Pesquisar este blog

6 de nov de 2015

Serge Lutens La Religieuse - Fragrance Review

|
Português (scroll down for english version): se você começa a usar com objetivo de avaliar e entender a evolução dos perfumes de Serge Lutens ao longo dos anos, percebe que há, exceto alguns casos, um padrão de transformação nas ideias e nos conceitos. Minha impressão é de que quanto mais nos aproximamos da atualidade mais temos conceitos crípticos, quase como charadas viscerais. Entretanto, isso não é acompanhado de perfumes tão desafiadores como as temáticas propõem.

Pegue, por exemplo o lançamento de 2015 para a linha de exportação, o perfume La Religieuse. Seu conceito sugere uma luta entre bem e mal, um contraste entre branco e preto. Para isso, o jasmim é utilizado de forma pura e inocente e a combinação de incenso, musks e civet como dark, misteriosa, a parte religiosa da composição.

O que eu vejo em La Religieuse passa longe dessa briga de contrastes - pelo contrário, há uma sensação de paz e harmonia. A ligação com a temática religiosa é visível, principalmente pelo uso do incenso, que permeia a composição como um aroma quente, levemente salgado e resinoso. A evolução é relativamente simples comparada com Lutens mais antigos e mais desafiadores. As 4 notas listadas parecem ter sido expandidas em suas nuances para preencher a composição do começo ao fim.
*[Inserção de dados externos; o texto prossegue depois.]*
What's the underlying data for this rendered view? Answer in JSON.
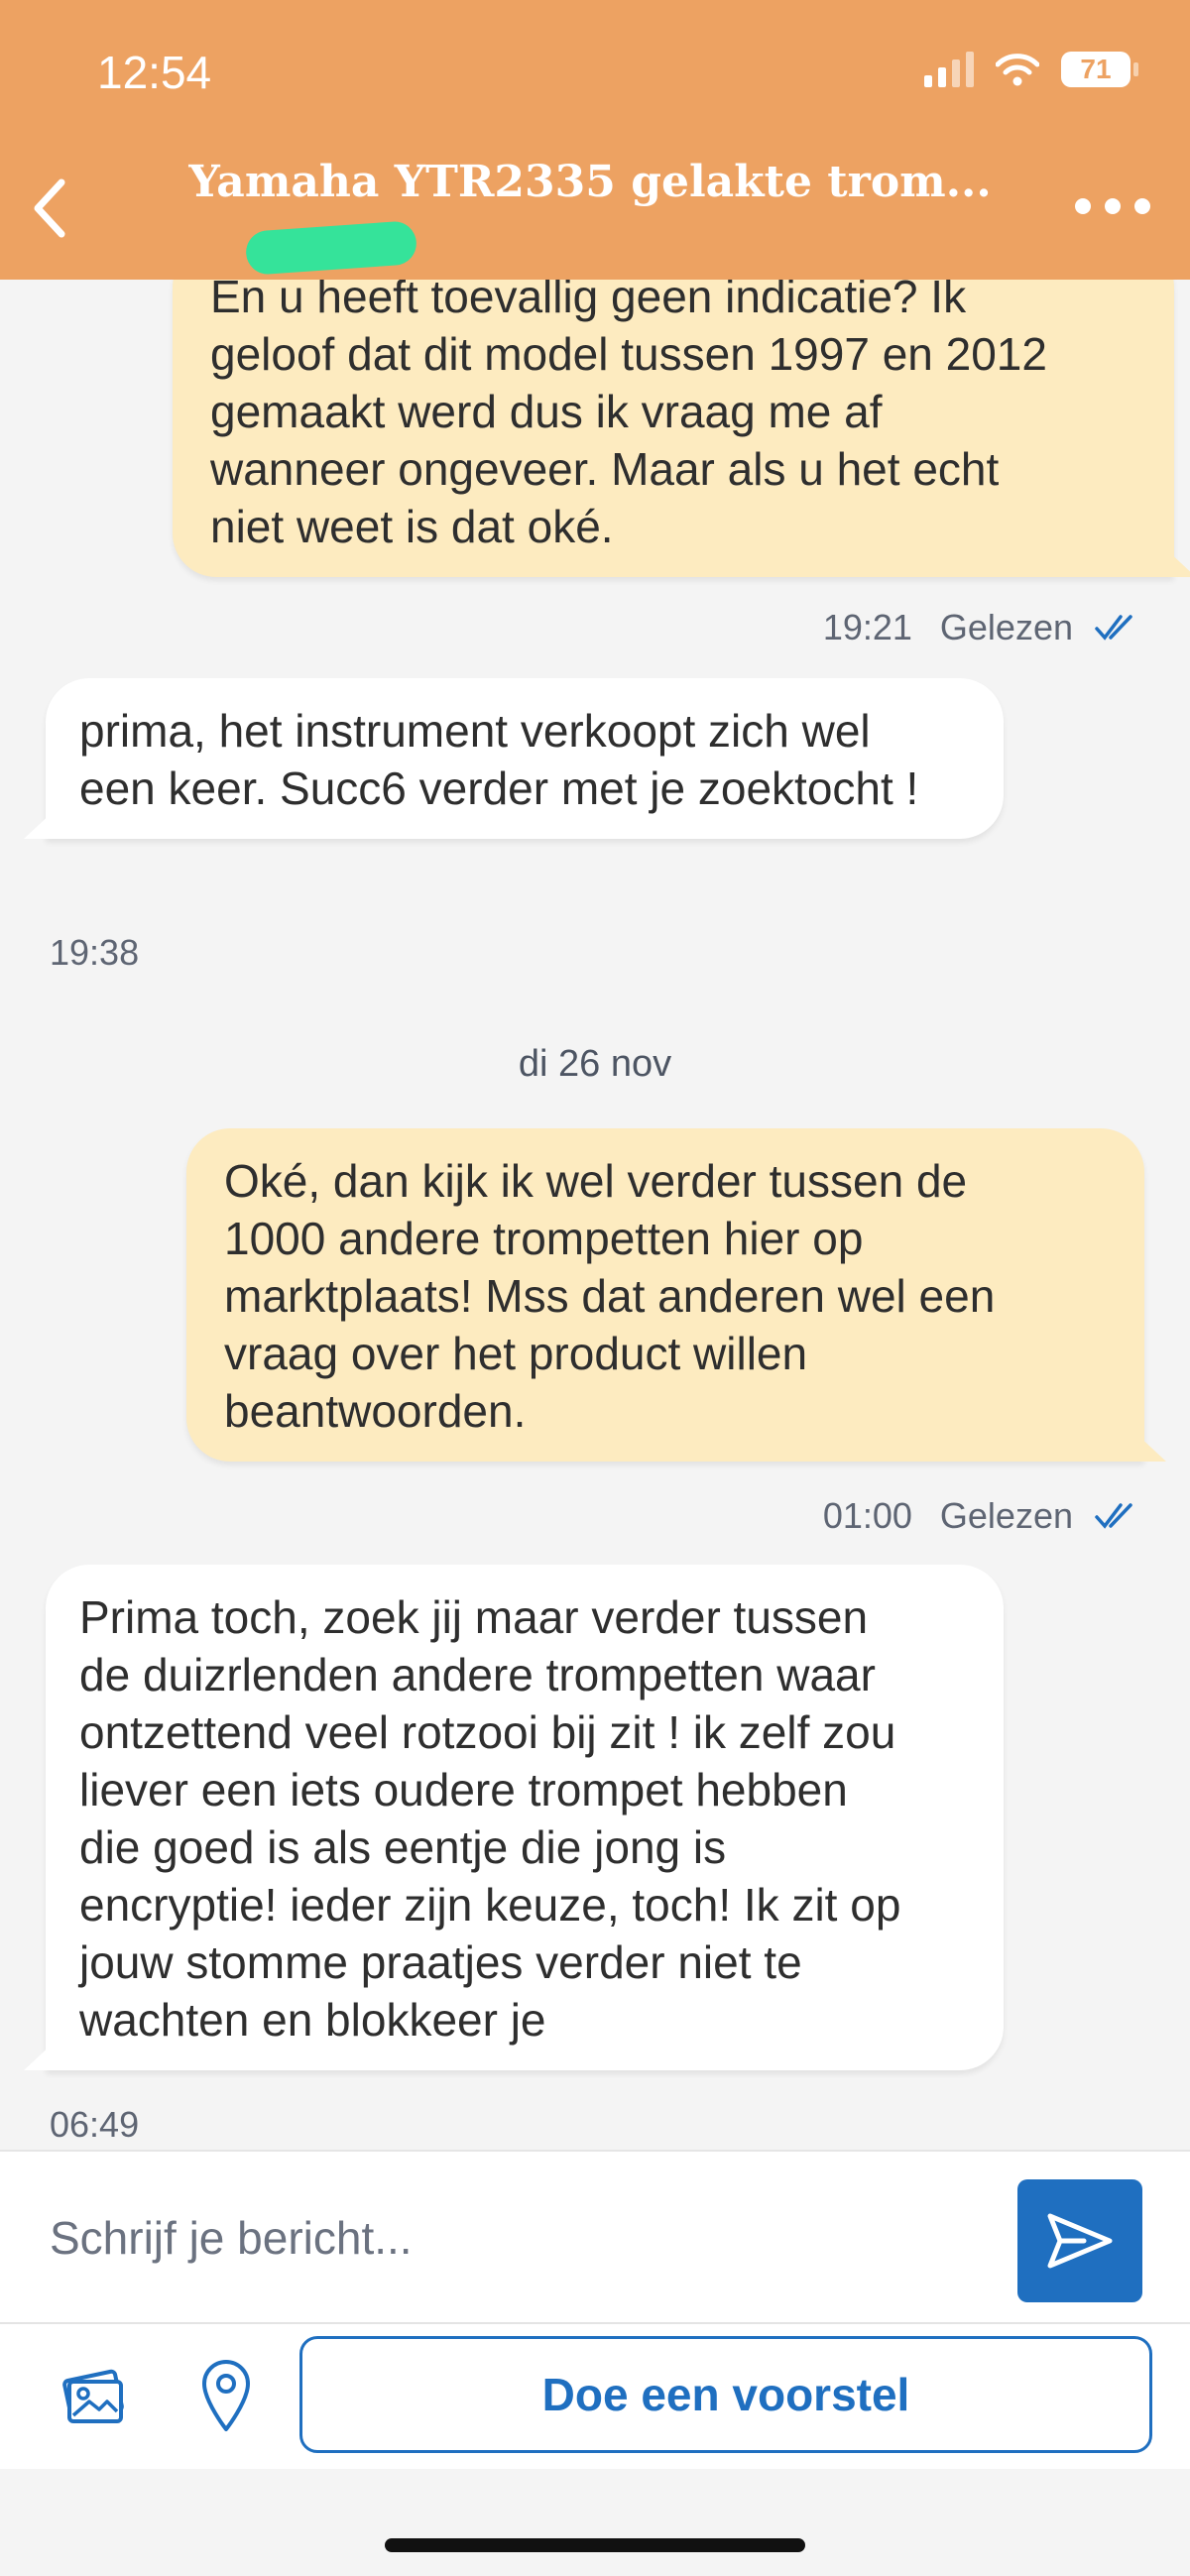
{
  "status_bar": {
    "time": "12:54",
    "battery": "71"
  },
  "header": {
    "title": "Yamaha YTR2335 gelakte trom..."
  },
  "messages": [
    {
      "direction": "out",
      "lines": [
        "En u heeft toevallig geen indicatie? Ik",
        "geloof dat dit model tussen 1997 en 2012",
        "gemaakt werd dus ik vraag me af",
        "wanneer ongeveer. Maar als u het echt",
        "niet weet is dat oké."
      ],
      "time": "19:21",
      "status": "Gelezen"
    },
    {
      "direction": "in",
      "lines": [
        "prima, het instrument verkoopt zich wel",
        "een keer. Succ6 verder met je zoektocht !"
      ],
      "time": "19:38"
    },
    {
      "direction": "out",
      "lines": [
        "Oké, dan kijk ik wel verder tussen de",
        "1000 andere trompetten hier op",
        "marktplaats! Mss dat anderen wel een",
        "vraag over het product willen",
        "beantwoorden."
      ],
      "time": "01:00",
      "status": "Gelezen"
    },
    {
      "direction": "in",
      "lines": [
        "Prima toch, zoek jij maar verder tussen",
        "de duizrlenden andere trompetten waar",
        "ontzettend veel rotzooi bij zit ! ik zelf zou",
        "liever een iets oudere trompet hebben",
        "die goed is als eentje die jong is",
        "encryptie! ieder zijn keuze, toch! Ik zit op",
        "jouw stomme praatjes verder niet te",
        "wachten en blokkeer je"
      ],
      "time": "06:49"
    }
  ],
  "date_separator": "di 26 nov",
  "composer": {
    "placeholder": "Schrijf je bericht...",
    "offer_label": "Doe een voorstel"
  },
  "colors": {
    "header": "#eda262",
    "outgoing_bubble": "#fdebc0",
    "incoming_bubble": "#ffffff",
    "accent": "#1f6fc0",
    "highlight": "#35e39a"
  },
  "icons": {
    "back": "chevron-left-icon",
    "more": "more-dots-icon",
    "read": "double-check-icon",
    "send": "send-icon",
    "image": "image-icon",
    "location": "location-pin-icon"
  }
}
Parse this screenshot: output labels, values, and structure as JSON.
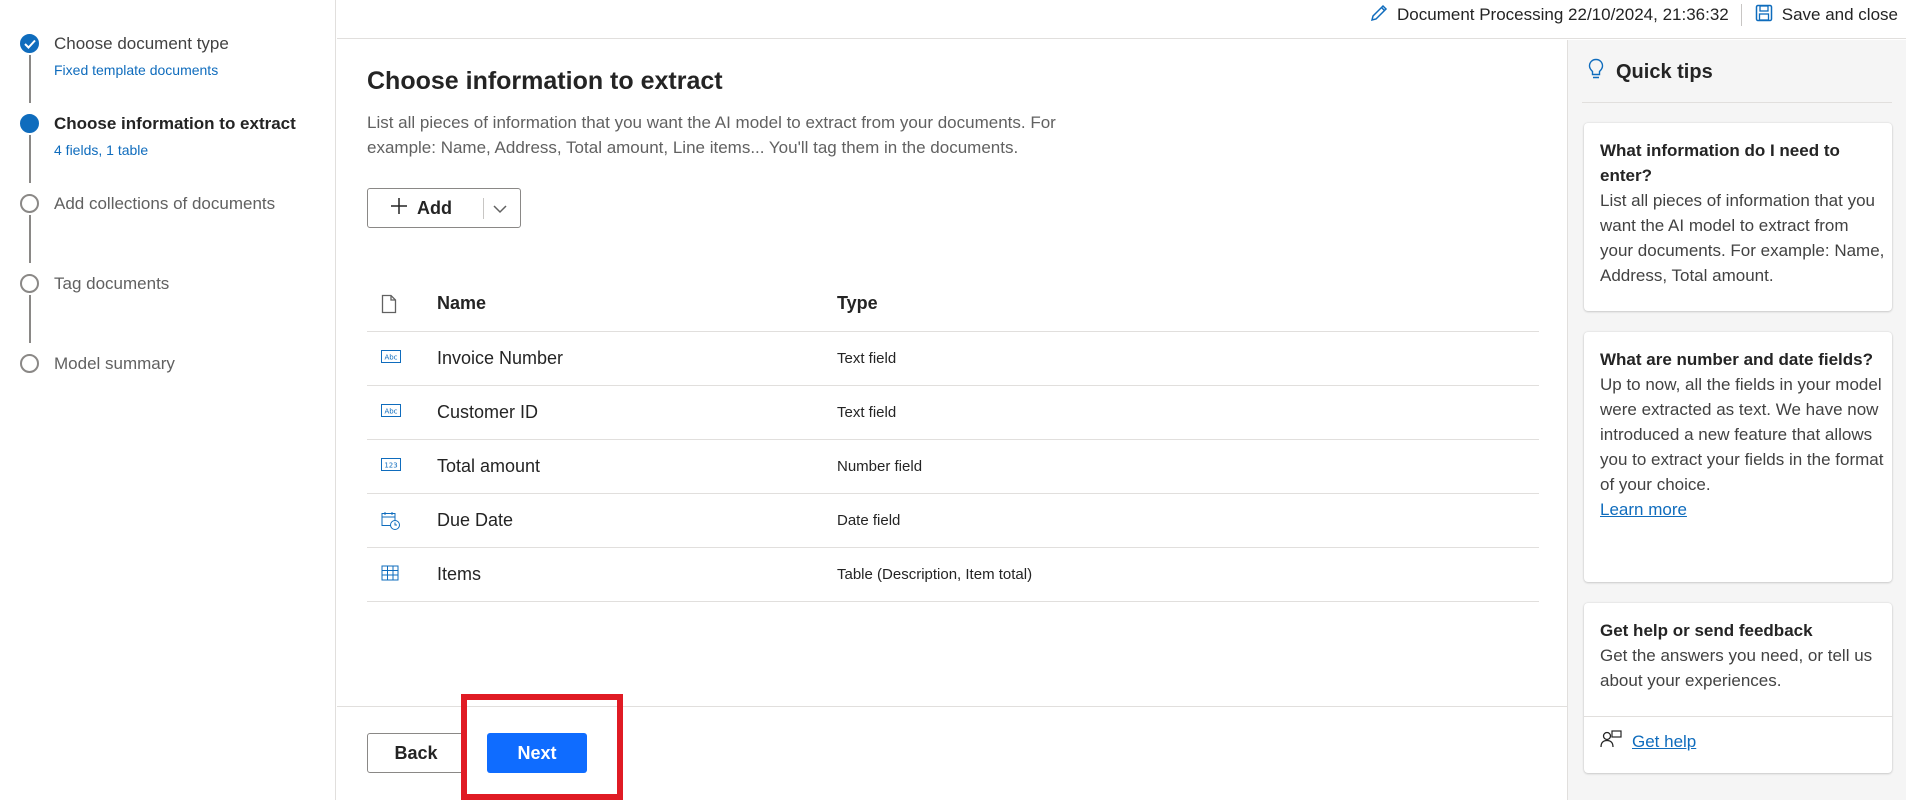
{
  "stepper": {
    "steps": [
      {
        "title": "Choose document type",
        "subtitle": "Fixed template documents",
        "state": "done"
      },
      {
        "title": "Choose information to extract",
        "subtitle": "4 fields, 1 table",
        "state": "current"
      },
      {
        "title": "Add collections of documents",
        "subtitle": "",
        "state": "pending"
      },
      {
        "title": "Tag documents",
        "subtitle": "",
        "state": "pending"
      },
      {
        "title": "Model summary",
        "subtitle": "",
        "state": "pending"
      }
    ]
  },
  "topbar": {
    "doc_title": "Document Processing 22/10/2024, 21:36:32",
    "save_label": "Save and close"
  },
  "main": {
    "title": "Choose information to extract",
    "description": "List all pieces of information that you want the AI model to extract from your documents. For example: Name, Address, Total amount, Line items... You'll tag them in the documents.",
    "add_label": "Add",
    "columns": {
      "name": "Name",
      "type": "Type"
    },
    "rows": [
      {
        "name": "Invoice Number",
        "type": "Text field",
        "icon": "text-field-icon"
      },
      {
        "name": "Customer ID",
        "type": "Text field",
        "icon": "text-field-icon"
      },
      {
        "name": "Total amount",
        "type": "Number field",
        "icon": "number-field-icon"
      },
      {
        "name": "Due Date",
        "type": "Date field",
        "icon": "date-field-icon"
      },
      {
        "name": "Items",
        "type": "Table (Description, Item total)",
        "icon": "table-icon"
      }
    ],
    "back_label": "Back",
    "next_label": "Next"
  },
  "tips": {
    "header": "Quick tips",
    "cards": [
      {
        "title": "What information do I need to enter?",
        "body": "List all pieces of information that you want the AI model to extract from your documents. For example: Name, Address, Total amount."
      },
      {
        "title": "What are number and date fields?",
        "body": "Up to now, all the fields in your model were extracted as text. We have now introduced a new feature that allows you to extract your fields in the format of your choice.",
        "link": "Learn more"
      },
      {
        "title": "Get help or send feedback",
        "body": "Get the answers you need, or tell us about your experiences.",
        "link": "Get help"
      }
    ]
  },
  "colors": {
    "accent": "#0f6cbd",
    "primary_button": "#0f6cff",
    "highlight": "#e01b24"
  }
}
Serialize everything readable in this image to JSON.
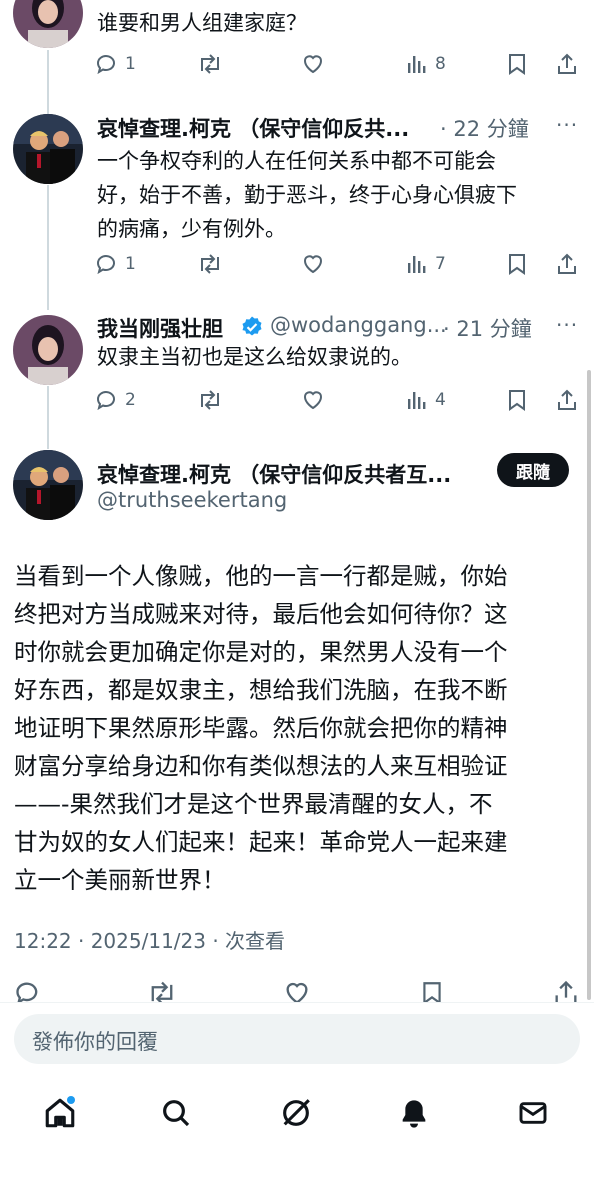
{
  "top_post": {
    "text": "谁要和男人组建家庭？",
    "reply_count": "1",
    "view_count": "8"
  },
  "reply1": {
    "name": "哀悼查理.柯克 （保守信仰反共...",
    "time": "· 22 分鐘",
    "more": "···",
    "lines": [
      "一个争权夺利的人在任何关系中都不可能会",
      "好，始于不善，勤于恶斗，终于心身心俱疲下",
      "的病痛，少有例外。"
    ],
    "reply_count": "1",
    "view_count": "7"
  },
  "reply2": {
    "name": "我当刚强壮胆",
    "handle": "@wodanggang...",
    "time": "· 21 分鐘",
    "more": "···",
    "text": "奴隶主当初也是这么给奴隶说的。",
    "reply_count": "2",
    "view_count": "4"
  },
  "main_post": {
    "name": "哀悼查理.柯克 （保守信仰反共者互...",
    "handle": "@truthseekertang",
    "follow_label": "跟隨",
    "lines": [
      "当看到一个人像贼，他的一言一行都是贼，你始",
      "终把对方当成贼来对待，最后他会如何待你？这",
      "时你就会更加确定你是对的，果然男人没有一个",
      "好东西，都是奴隶主，想给我们洗脑，在我不断",
      "地证明下果然原形毕露。然后你就会把你的精神",
      "财富分享给身边和你有类似想法的人来互相验证",
      "——-果然我们才是这个世界最清醒的女人，不",
      "甘为奴的女人们起来！起来！革命党人一起来建",
      "立一个美丽新世界！"
    ],
    "timestamp": "12:22 · 2025/11/23 · 次查看"
  },
  "reply_input": {
    "placeholder": "發佈你的回覆"
  },
  "bottom_nav": [
    "home-icon",
    "search-icon",
    "grok-icon",
    "notifications-icon",
    "messages-icon"
  ],
  "colors": {
    "accent": "#1d9bf0",
    "muted": "#536471",
    "follow_bg": "#0f1419"
  }
}
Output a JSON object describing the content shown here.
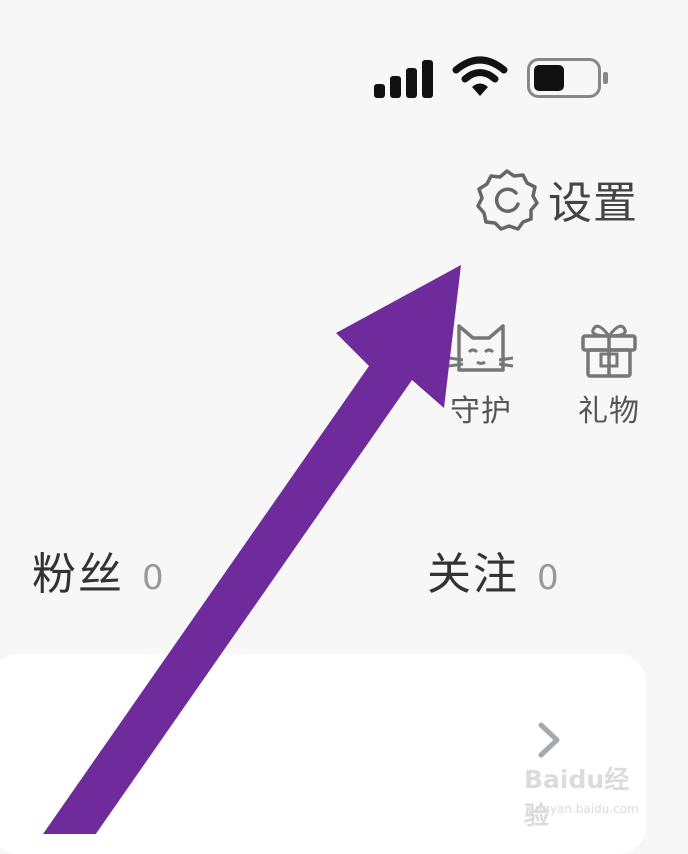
{
  "status_bar": {
    "signal_icon": "cellular-signal-icon",
    "wifi_icon": "wifi-icon",
    "battery_icon": "battery-icon"
  },
  "header": {
    "settings_label": "设置",
    "settings_icon": "gear-icon"
  },
  "quick_actions": [
    {
      "label": "守护",
      "icon": "cat-guard-icon"
    },
    {
      "label": "礼物",
      "icon": "gift-icon"
    }
  ],
  "stats": [
    {
      "label": "粉丝",
      "count": "0"
    },
    {
      "label": "关注",
      "count": "0"
    }
  ],
  "card": {
    "chevron_icon": "chevron-right-icon"
  },
  "watermark": {
    "logo": "Baidu经验",
    "site": "jingyan.baidu.com"
  },
  "annotation": {
    "arrow_color": "#6f2a9c",
    "icon": "arrow-annotation-icon"
  }
}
Me sinto como se fizesse parte de um ritual japonês, o Kodo, uma cerimônia voltada para apreciação do incenso. Ele se apresenta primeiramente pelo jasmim, um belo aroma com uma leve nuance frutada, algo que me remete a gardênia, mas ainda sim um jasmim marcado em suas nuances verdes, menos doce que um acorde tradicional de jasmim. O uso da civet é interessante aqui, uma das primeiras vezes que a aprecio; sua presença moderada injeta complexidade e vida com um leve ar animálico as flores brancas. O cheiro dos jasmins é como se emanasse de vasos que decoram o ambiente da cerimônia e assim que o foco passa dele, sentimos o cheiro do incenso, nuances que me remetem a ambar, patchouli e uma base de musk interessante, macia, um pouco animálica, quente, algo que se entrelaça as notas citadas anteriormente e faz com que você sinta como se o aroma desse incenso fizesse parte de você.

Mesmo que La Religieuse passe longe do conceito propagandeado, ele o atinge de uma outra forma luxuosa e serena. Há paz e harmonia para mim onde deveria haver uma luta. Para mim, as proposições de marketing de Lutens já deixaram de fazer sentido a muito tempo. Me guio mais pela presença ou ausência de harmonia, beleza e coerência em suas criações.

English:
If you start using to evaluate and understand the evolution of Serge Lutens creations over the years, you realize that there are, except some cases, a pattern of change in ideas and concepts. My impression is that the closer we get from the current times the more cryptic the concepts become, being almost visceral riddles. However, this is not accompanied by such scents as challenging the themes proposed.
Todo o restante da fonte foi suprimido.